The only thing we agreed on that afternoon was that all of us were trying too hard and that there was still refuge to be found in warm chocolate-chip cookies and cold white wine. For me, the critical moment came during a confrontation with Jill, a former emergency-room nurse who now stays at home with her two daughters. For most of the conversation, Jill had remained quiet. She had her hands full with her colicky newborn. But, during a group pause, she stood up, placed her child on her hip, and started to sway. Her voice was hushed; when she started to speak, her lips trembled. She was both angry and sad, and it was impossible to say which feeling was strongest. Looking straight at me, Jill said, “I’d never say this out loud, but I really do look at working moms and say to myself, ‘They shouldn’t be doing that. Their children will suffer.’”

At that moment, my infant son let out a howl. We paused to quiet the children, but I couldn’t let Jill’s comment pass.
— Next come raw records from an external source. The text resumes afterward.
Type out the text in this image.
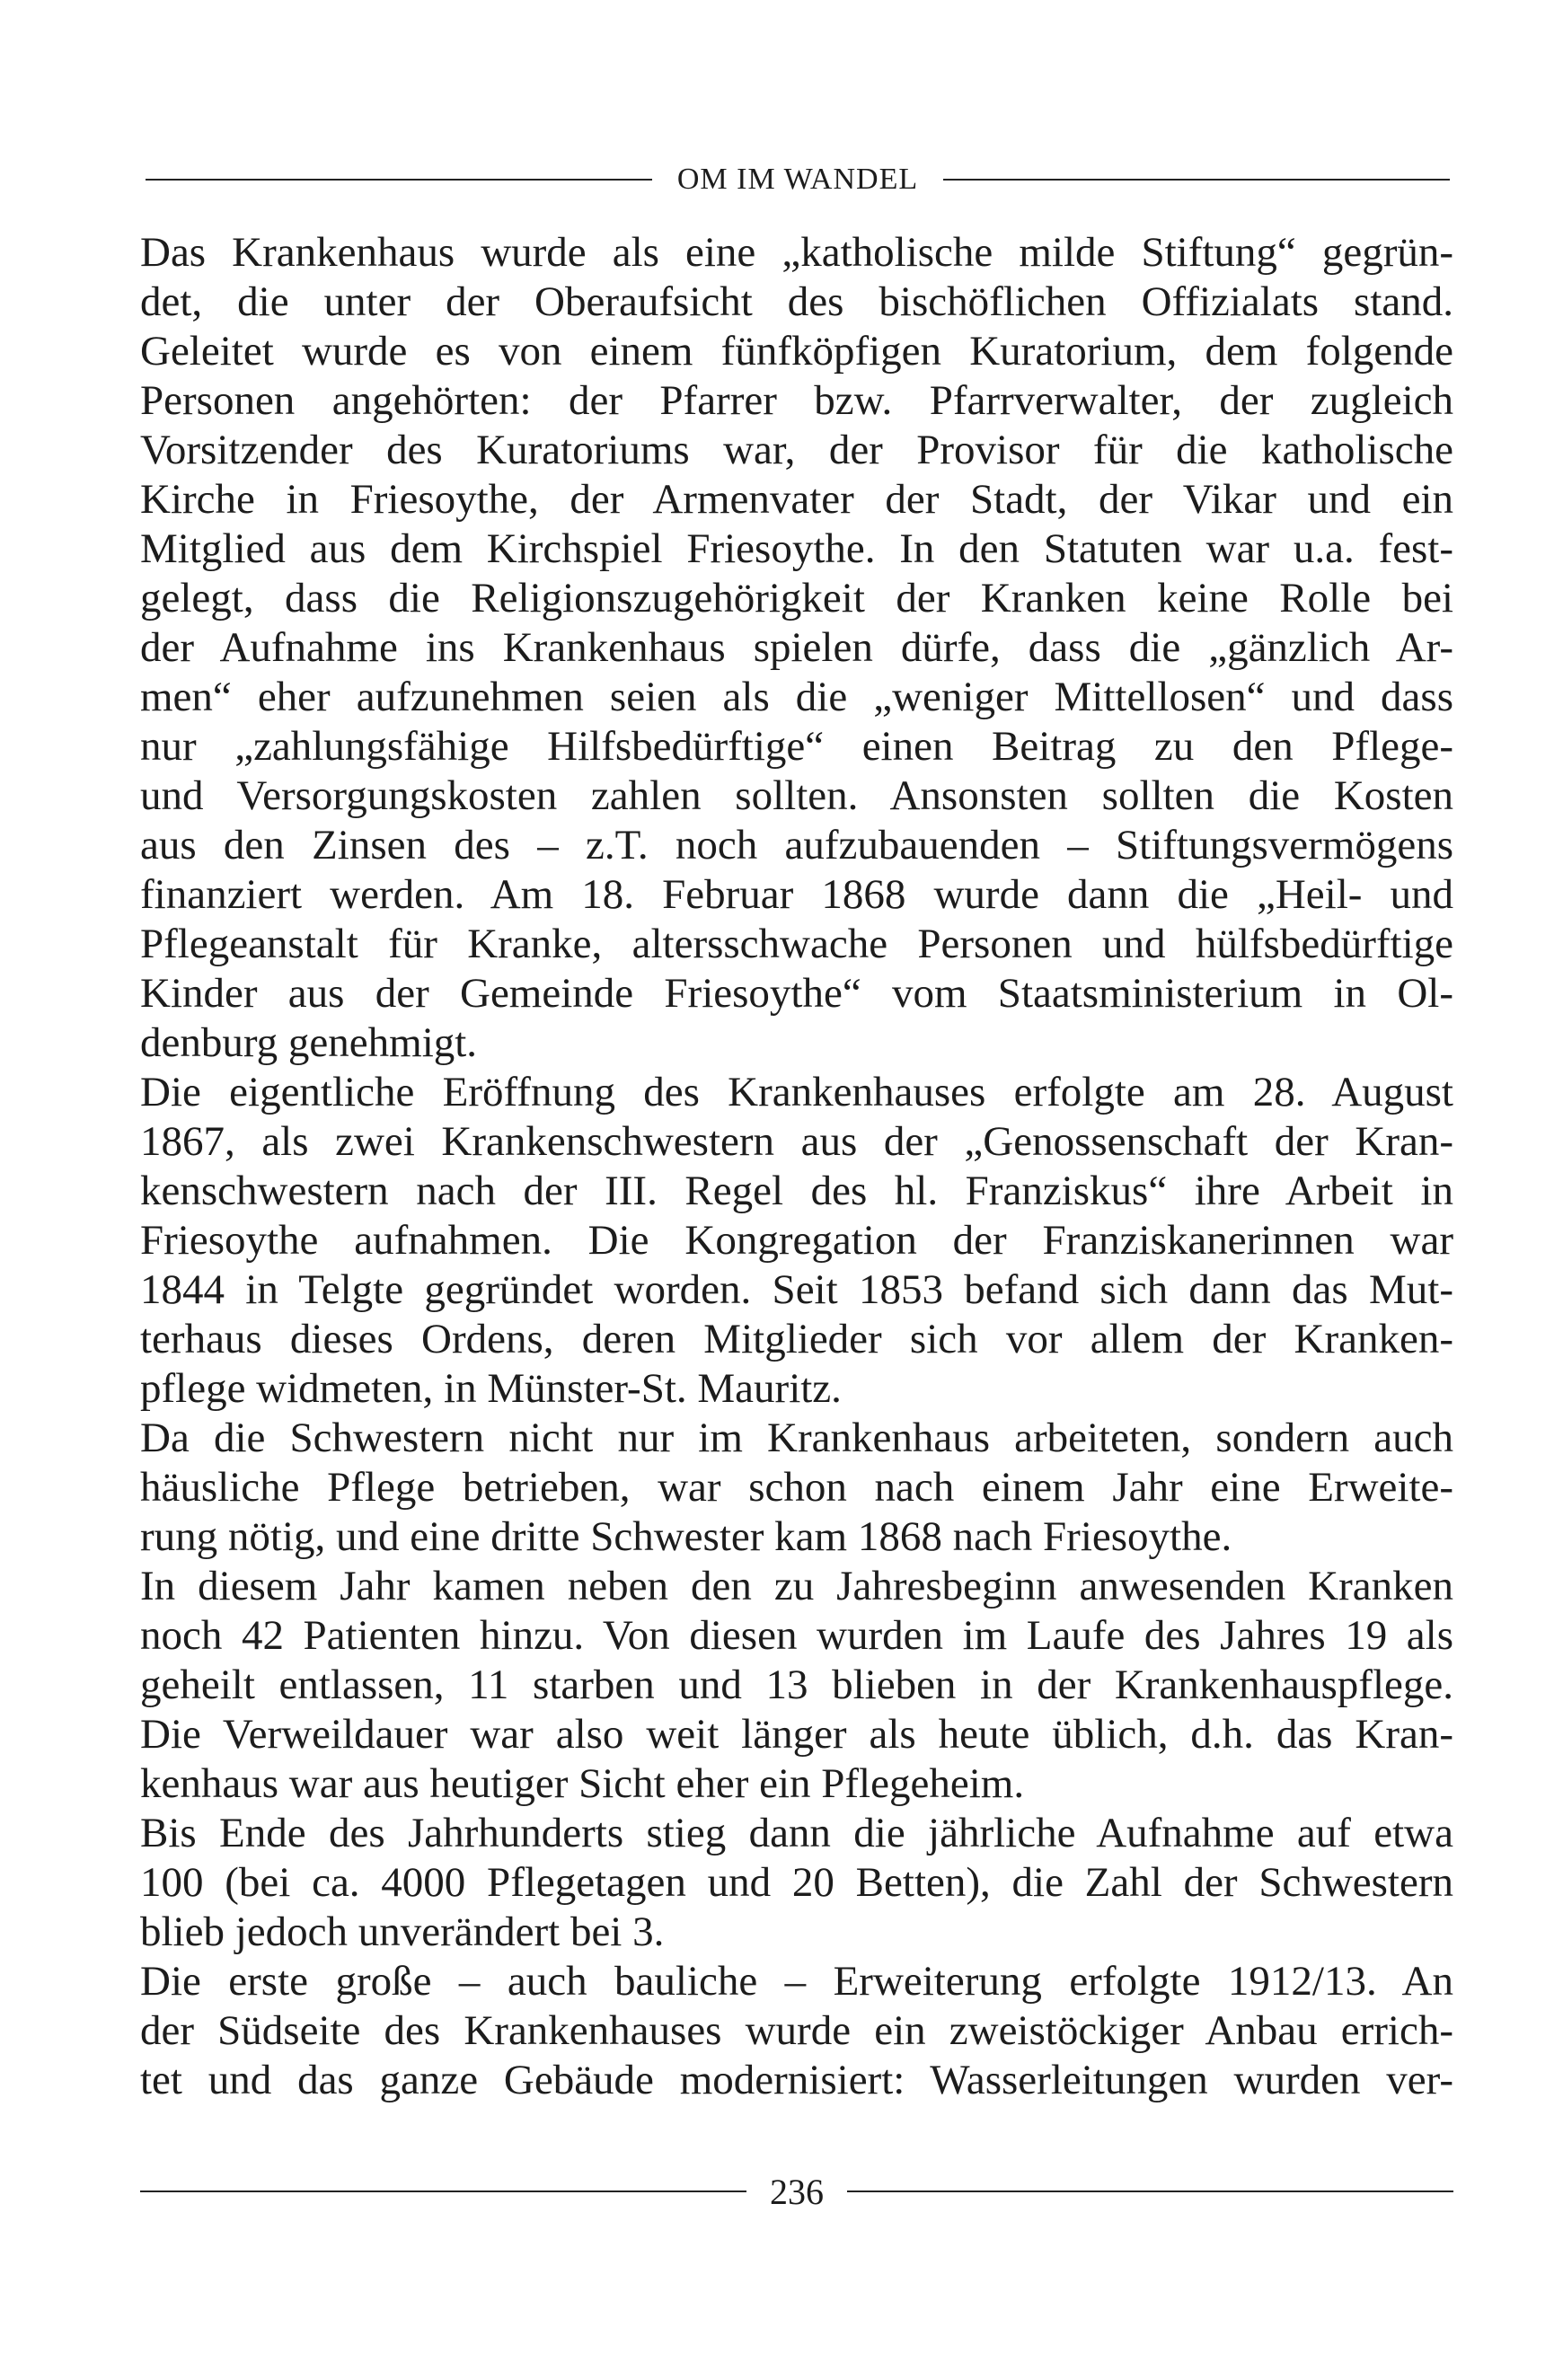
OM IM WANDEL
Das Krankenhaus wurde als eine „katholische milde Stiftung“ gegrün-
det, die unter der Oberaufsicht des bischöflichen Offizialats stand.
Geleitet wurde es von einem fünfköpfigen Kuratorium, dem folgende
Personen angehörten: der Pfarrer bzw. Pfarrverwalter, der zugleich
Vorsitzender des Kuratoriums war, der Provisor für die katholische
Kirche in Friesoythe, der Armenvater der Stadt, der Vikar und ein
Mitglied aus dem Kirchspiel Friesoythe. In den Statuten war u.a. fest-
gelegt, dass die Religionszugehörigkeit der Kranken keine Rolle bei
der Aufnahme ins Krankenhaus spielen dürfe, dass die „gänzlich Ar-
men“ eher aufzunehmen seien als die „weniger Mittellosen“ und dass
nur „zahlungsfähige Hilfsbedürftige“ einen Beitrag zu den Pflege-
und Versorgungskosten zahlen sollten. Ansonsten sollten die Kosten
aus den Zinsen des – z.T. noch aufzubauenden – Stiftungsvermögens
finanziert werden. Am 18. Februar 1868 wurde dann die „Heil- und
Pflegeanstalt für Kranke, altersschwache Personen und hülfsbedürftige
Kinder aus der Gemeinde Friesoythe“ vom Staatsministerium in Ol-
denburg genehmigt.
Die eigentliche Eröffnung des Krankenhauses erfolgte am 28. August
1867, als zwei Krankenschwestern aus der „Genossenschaft der Kran-
kenschwestern nach der III. Regel des hl. Franziskus“ ihre Arbeit in
Friesoythe aufnahmen. Die Kongregation der Franziskanerinnen war
1844 in Telgte gegründet worden. Seit 1853 befand sich dann das Mut-
terhaus dieses Ordens, deren Mitglieder sich vor allem der Kranken-
pflege widmeten, in Münster-St. Mauritz.
Da die Schwestern nicht nur im Krankenhaus arbeiteten, sondern auch
häusliche Pflege betrieben, war schon nach einem Jahr eine Erweite-
rung nötig, und eine dritte Schwester kam 1868 nach Friesoythe.
In diesem Jahr kamen neben den zu Jahresbeginn anwesenden Kranken
noch 42 Patienten hinzu. Von diesen wurden im Laufe des Jahres 19 als
geheilt entlassen, 11 starben und 13 blieben in der Krankenhauspflege.
Die Verweildauer war also weit länger als heute üblich, d.h. das Kran-
kenhaus war aus heutiger Sicht eher ein Pflegeheim.
Bis Ende des Jahrhunderts stieg dann die jährliche Aufnahme auf etwa
100 (bei ca. 4000 Pflegetagen und 20 Betten), die Zahl der Schwestern
blieb jedoch unverändert bei 3.
Die erste große – auch bauliche – Erweiterung erfolgte 1912/13. An
der Südseite des Krankenhauses wurde ein zweistöckiger Anbau errich-
tet und das ganze Gebäude modernisiert: Wasserleitungen wurden ver-
236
I was too angry. Jill wasn’t some stranger in the grocery store. She was my friend. “I wouldn’t ordinarily say this out loud either,” I told Jill, ashamed of the unpleasant hiss in my voice, “but stay-at-home moms really infuriate me. Why can’t they just be happy with their choice and leave the rest of us alone?”

After we’d said the worst, we sat in uncomfortable silence. I remembered something my friend Jane, a stay-at-home mom, had said earlier in the conversation. “Sometimes I think we are a generation cursed by choices,” she had said. “I feel resentful because my mother was able to be happy with her choices, without having to justify them.” Whether or not our mothers were happy is not the point. The point is whether our generation—with so many choices to justify—can make the choices that fulfill us and those we love. For that, we need more support than ever. At a time when women must define their own place, lest we once again be defined by men, no one can afford the shrill and easy judgments of the Mommy War.

After reconsidering what I said in anger to Jill, I decided that the person I was really talking to was myself. The only way out of the Mommy War is to go AWOL. For better or worse, I have made my choice and might as well stop justifying it. The final proof of who is a good mother and who is a bad mother is not whether they work or stay at home but whether they can extend themselves in love to their children.